Today for our prenatal heart specialist consult, I met with Dr. C, a Pediatric Cardiologist. I learned at the end of our meeting that he was the one who hired the current pediatric cardiology staff at Children’s Hospital, so I felt that much more confident with his findings. We’re extremely blessed to be local to the hospital and I know from several other moms, the staff at Children’s Hospital is amazing.
So onto Aria’s heart- we have wonderful news:
Aria Joy has a perimembranous ventricular septal defect!!!
What parent gets excited about hearing their child has a heart defect? Well for one: we already knew she has the defect, but to have it confirmed with the heart specialist and to have questions answered, gave me peace and reassurance. But I’m drawing this out too long because we actually do have more wonderful news:
- Dr.
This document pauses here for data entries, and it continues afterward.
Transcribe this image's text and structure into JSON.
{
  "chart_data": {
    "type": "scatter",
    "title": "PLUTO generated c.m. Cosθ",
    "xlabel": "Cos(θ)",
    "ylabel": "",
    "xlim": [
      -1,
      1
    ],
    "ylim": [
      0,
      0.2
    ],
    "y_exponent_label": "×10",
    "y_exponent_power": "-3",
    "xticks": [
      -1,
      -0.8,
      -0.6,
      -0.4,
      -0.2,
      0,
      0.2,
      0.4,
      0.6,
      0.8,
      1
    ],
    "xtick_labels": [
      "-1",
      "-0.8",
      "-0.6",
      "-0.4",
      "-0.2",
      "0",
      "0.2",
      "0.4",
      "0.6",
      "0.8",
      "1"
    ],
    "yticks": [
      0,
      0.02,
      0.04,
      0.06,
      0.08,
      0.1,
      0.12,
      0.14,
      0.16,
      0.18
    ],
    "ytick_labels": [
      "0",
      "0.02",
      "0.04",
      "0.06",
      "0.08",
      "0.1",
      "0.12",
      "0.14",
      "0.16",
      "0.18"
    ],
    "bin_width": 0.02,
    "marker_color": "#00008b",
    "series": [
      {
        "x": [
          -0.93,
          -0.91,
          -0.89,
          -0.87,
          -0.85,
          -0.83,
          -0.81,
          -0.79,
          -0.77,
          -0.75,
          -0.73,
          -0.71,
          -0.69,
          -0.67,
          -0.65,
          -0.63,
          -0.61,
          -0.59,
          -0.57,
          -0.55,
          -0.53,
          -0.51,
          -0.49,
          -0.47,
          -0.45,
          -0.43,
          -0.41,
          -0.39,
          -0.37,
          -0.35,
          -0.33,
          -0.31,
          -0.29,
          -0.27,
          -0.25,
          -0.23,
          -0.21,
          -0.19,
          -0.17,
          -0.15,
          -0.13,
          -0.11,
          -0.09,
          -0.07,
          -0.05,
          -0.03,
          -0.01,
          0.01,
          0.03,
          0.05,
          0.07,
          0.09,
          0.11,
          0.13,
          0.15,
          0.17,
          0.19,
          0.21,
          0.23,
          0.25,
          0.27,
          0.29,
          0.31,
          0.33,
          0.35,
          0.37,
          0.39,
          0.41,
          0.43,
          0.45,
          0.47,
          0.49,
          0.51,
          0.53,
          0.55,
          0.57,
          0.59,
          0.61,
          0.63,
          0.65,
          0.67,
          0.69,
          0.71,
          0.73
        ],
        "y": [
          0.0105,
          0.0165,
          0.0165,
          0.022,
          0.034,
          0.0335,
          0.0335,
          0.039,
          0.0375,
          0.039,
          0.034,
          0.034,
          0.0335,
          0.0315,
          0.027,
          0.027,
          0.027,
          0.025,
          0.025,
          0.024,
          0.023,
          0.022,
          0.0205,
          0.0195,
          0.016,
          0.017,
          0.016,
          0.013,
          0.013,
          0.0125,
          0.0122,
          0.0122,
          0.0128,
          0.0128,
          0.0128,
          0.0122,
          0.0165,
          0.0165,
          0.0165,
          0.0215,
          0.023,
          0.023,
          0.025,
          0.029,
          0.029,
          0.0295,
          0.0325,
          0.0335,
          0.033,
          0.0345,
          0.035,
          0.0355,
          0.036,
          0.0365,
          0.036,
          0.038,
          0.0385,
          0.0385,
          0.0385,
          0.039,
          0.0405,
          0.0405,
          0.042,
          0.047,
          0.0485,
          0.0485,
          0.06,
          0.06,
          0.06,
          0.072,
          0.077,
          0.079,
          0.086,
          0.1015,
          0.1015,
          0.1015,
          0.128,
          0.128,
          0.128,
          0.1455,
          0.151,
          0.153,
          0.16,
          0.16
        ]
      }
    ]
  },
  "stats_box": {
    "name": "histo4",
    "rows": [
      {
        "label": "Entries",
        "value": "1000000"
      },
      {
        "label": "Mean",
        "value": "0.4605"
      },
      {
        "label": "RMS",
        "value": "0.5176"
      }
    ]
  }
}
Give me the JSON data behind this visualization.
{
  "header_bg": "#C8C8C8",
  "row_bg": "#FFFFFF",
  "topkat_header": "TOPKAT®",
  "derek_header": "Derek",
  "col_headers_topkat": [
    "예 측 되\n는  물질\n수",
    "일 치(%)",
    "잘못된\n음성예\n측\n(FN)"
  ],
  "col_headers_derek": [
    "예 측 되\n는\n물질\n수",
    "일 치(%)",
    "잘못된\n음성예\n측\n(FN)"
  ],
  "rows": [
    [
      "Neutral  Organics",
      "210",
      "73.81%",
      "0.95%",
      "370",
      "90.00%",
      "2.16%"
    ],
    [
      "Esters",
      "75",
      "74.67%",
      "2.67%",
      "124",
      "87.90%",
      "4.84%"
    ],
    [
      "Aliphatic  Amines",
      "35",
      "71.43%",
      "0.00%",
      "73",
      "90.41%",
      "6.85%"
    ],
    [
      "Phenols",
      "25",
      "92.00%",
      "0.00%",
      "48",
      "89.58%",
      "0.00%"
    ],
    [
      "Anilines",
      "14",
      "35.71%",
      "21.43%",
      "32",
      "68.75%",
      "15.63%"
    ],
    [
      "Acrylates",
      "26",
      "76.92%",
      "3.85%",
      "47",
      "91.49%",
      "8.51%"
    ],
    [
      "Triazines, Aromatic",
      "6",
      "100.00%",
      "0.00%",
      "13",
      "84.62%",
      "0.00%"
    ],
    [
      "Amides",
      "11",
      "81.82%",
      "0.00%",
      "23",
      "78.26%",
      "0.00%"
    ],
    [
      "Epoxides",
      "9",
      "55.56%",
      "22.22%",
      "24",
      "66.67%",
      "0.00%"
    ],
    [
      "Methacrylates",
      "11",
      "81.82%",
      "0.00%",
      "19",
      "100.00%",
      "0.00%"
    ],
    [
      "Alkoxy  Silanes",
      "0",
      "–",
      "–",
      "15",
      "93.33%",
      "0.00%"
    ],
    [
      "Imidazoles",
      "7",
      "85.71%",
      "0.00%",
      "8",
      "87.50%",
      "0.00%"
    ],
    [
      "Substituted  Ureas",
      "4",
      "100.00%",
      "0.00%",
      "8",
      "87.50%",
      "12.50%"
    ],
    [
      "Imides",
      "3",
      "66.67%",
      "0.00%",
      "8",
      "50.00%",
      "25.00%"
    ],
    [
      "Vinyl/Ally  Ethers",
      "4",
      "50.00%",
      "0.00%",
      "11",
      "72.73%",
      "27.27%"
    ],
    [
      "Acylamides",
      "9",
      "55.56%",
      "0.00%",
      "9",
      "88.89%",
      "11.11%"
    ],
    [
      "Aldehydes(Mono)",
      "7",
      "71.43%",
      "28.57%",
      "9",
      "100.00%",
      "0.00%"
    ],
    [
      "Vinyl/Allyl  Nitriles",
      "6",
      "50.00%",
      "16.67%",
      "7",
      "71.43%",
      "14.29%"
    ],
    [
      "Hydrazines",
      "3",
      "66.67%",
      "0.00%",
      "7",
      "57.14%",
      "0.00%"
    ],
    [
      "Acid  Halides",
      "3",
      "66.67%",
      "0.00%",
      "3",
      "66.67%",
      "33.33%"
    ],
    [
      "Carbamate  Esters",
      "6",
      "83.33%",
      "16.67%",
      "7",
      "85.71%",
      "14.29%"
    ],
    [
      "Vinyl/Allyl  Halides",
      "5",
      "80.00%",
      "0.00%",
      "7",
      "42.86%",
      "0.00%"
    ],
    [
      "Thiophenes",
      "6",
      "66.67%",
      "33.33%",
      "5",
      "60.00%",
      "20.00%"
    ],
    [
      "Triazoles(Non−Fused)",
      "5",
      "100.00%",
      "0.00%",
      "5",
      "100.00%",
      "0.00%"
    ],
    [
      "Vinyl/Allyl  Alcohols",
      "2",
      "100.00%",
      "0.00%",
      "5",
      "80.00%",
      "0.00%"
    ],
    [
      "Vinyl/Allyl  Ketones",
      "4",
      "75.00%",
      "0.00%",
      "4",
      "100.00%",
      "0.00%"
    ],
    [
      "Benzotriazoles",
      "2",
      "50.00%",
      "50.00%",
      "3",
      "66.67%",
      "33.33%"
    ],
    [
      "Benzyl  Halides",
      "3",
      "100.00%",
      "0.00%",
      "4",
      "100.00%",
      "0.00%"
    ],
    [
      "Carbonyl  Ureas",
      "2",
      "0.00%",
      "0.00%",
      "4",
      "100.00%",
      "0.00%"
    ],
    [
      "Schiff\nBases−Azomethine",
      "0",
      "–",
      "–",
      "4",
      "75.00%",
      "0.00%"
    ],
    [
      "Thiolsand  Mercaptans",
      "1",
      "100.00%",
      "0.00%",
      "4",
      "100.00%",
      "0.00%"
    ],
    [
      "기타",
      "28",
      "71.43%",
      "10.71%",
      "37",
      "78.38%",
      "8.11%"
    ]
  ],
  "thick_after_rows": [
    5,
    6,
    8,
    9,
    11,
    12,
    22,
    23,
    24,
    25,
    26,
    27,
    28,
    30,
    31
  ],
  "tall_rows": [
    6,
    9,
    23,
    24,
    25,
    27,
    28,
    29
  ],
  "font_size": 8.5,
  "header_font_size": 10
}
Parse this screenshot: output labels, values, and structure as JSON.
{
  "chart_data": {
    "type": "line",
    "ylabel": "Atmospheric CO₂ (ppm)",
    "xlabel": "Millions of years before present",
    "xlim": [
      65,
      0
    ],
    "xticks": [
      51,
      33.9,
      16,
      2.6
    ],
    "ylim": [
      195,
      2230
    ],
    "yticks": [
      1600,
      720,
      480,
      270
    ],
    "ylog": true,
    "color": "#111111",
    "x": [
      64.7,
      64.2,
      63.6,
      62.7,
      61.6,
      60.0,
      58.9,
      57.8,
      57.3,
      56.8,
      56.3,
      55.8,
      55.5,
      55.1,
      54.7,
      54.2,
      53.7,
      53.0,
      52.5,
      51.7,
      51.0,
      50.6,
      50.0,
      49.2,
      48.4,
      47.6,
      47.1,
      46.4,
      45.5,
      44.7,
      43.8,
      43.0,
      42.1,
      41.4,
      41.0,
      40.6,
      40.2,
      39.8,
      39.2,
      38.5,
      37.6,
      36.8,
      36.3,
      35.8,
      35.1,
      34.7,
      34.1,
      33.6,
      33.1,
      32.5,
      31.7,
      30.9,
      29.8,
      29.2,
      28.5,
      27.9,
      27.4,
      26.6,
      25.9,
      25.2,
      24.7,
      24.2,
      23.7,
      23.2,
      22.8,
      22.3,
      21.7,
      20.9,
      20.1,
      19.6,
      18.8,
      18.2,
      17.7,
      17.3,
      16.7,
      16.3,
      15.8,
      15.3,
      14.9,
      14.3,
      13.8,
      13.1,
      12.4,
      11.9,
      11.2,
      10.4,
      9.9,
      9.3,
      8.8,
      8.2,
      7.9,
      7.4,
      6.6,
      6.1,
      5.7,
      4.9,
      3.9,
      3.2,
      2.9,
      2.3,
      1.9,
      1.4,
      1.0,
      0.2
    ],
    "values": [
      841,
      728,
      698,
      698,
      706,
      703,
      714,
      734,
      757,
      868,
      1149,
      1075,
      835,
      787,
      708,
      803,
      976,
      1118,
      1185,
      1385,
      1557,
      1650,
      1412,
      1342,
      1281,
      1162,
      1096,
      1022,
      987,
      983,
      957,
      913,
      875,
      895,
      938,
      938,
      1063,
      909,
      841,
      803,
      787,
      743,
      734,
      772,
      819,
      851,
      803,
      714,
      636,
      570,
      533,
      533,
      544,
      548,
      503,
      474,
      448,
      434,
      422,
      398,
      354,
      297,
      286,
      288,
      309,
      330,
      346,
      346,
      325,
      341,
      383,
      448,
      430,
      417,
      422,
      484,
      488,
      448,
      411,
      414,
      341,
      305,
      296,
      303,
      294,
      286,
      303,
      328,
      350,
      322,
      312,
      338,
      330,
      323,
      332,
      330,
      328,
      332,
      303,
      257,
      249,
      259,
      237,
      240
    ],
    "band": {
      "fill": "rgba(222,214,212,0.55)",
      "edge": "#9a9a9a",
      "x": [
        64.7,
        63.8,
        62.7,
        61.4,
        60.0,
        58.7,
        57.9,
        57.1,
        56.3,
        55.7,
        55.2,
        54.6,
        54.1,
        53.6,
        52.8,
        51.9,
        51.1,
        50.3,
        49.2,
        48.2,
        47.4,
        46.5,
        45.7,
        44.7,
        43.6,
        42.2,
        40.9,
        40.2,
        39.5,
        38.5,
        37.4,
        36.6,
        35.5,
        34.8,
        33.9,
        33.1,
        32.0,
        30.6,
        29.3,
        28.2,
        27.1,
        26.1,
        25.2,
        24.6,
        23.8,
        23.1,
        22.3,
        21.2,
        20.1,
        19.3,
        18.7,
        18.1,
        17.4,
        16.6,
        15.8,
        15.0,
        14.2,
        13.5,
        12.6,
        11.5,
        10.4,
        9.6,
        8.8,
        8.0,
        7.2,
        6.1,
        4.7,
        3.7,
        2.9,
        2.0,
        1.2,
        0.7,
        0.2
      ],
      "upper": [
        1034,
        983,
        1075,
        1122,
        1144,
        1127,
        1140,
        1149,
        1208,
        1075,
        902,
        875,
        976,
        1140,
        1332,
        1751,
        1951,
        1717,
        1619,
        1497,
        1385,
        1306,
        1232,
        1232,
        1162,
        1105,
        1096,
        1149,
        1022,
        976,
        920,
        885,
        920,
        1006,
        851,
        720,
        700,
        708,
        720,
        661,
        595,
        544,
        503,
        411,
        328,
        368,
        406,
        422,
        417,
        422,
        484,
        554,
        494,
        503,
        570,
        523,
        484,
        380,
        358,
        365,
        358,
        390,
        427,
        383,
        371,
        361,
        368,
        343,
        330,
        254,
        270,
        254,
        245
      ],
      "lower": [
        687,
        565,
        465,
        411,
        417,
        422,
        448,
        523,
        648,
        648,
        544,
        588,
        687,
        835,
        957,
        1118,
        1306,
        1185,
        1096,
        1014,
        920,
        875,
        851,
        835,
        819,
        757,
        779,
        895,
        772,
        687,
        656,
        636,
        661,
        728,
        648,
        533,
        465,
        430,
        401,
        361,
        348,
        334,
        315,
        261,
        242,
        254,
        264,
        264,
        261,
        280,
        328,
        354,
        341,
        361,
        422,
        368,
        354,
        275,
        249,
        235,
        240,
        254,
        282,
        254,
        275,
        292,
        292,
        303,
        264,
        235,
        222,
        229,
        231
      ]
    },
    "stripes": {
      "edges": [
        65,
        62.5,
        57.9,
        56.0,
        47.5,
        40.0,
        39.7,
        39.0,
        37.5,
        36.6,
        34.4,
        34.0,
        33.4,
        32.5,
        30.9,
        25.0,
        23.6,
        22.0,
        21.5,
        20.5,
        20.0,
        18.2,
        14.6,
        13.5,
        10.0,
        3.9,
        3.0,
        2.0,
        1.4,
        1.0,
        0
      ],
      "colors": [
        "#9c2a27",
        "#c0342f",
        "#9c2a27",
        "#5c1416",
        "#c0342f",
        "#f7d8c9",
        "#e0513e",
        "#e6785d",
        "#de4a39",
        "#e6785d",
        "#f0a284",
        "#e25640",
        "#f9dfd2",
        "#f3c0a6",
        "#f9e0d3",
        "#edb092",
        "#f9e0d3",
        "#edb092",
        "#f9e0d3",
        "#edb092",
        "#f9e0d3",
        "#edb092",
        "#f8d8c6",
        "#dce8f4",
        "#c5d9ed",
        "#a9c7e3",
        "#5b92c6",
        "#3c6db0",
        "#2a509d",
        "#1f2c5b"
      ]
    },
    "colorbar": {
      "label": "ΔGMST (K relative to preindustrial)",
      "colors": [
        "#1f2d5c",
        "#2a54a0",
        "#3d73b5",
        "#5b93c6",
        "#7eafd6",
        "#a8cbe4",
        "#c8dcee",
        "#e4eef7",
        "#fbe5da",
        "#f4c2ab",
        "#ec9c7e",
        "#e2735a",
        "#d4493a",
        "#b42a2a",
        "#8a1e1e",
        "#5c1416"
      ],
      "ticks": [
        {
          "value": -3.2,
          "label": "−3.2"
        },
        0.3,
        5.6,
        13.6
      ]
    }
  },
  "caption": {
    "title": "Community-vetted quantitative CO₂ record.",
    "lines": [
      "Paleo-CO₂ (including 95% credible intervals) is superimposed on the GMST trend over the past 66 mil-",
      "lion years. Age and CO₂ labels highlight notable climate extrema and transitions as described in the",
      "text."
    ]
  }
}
C said the hole is a moderate-size at 4.7mm and would either remain the same size at birth OR could begin to close on its own.
- He said he felt confident that the heart defect won’t affect labor, delivery, nor would we see any issues from the defect itself at birth!!!
- And even if the hole doesn’t begin to close on its own, it could potentially not ever affect her health, or worst-case scenario we would see issues manifest later when she’s around 4-6 weeks old.
So while Dr. C can’t rule out surgery completely, he strongly advised that we need to just “wait and see” after birth. We won’t even think about a surgical consult yet since he’s not convinced that there’s a need for surgery. I did ask about a catheter procedure versus open-heart and he advised that due to the location, a cath procedure wouldn’t be an option.
Thank you God!
We’re still praying hard that the hole will close and that no other issues manifest after birth, but this was blessed news.